Well, maybe, but going back to my paragraph about, that thread was about
the same concern Wieste suddenly discovered.
For failure, the DKIM-BASE solution is FSUSP but since it allows for
local policy, I highly doubt FSUSP will be tolerated, especially when as
systems learn how abusive FSUSP can be in a high volume of bad mail.
For success, there is NO standard handling. We have ideas, such as DAC.
But because there is no standard for handling success, there will be
different treatments at the verifiers and this is just as exploitable as
the failures.
That was my point.
I'm a very practical engineer, and in my view, SSP offers a MINIMAL set
of instructions to eliminating the (unexpected) obvious.
Rejecting messages carrying a particular From header will not provide
substantial protection.
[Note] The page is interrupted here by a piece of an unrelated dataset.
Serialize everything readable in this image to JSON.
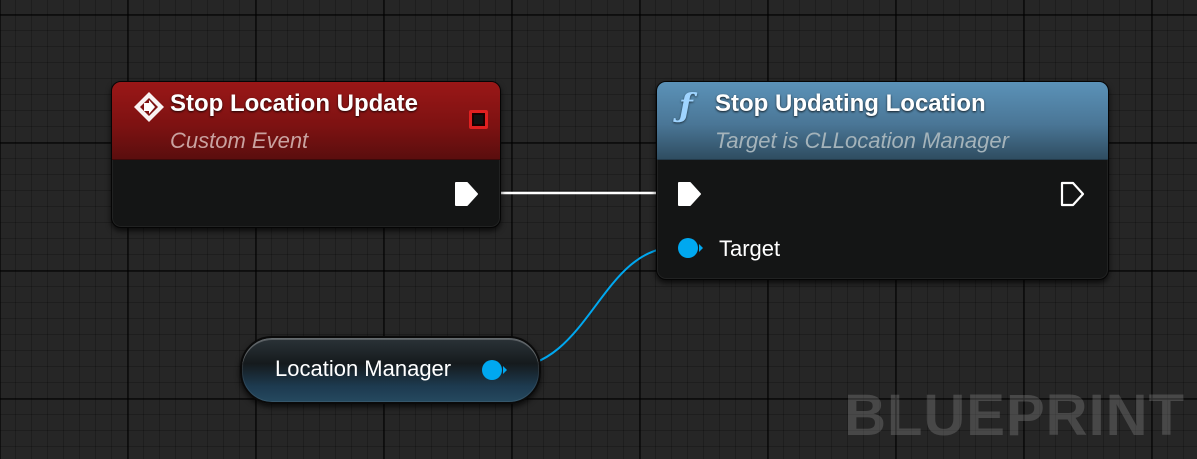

Taken to the extreme, this approach is likely
make things worse. DKIM can help curb abuse when there is a means to
associate the signing domain with different originating domains. I am
not a fan of the oft heard suggestion that everyone should delegate
their domain or share their private key, to say the least.
To me, successful process automations are based on how good it can
detect failure or deviations from the norm (expected protocol behavior).
When you have provisions to be flexible with failure, then it makes the
process unpredictable. So whatever you admins want to do just has to
make sense from a protocol and automation standpoint.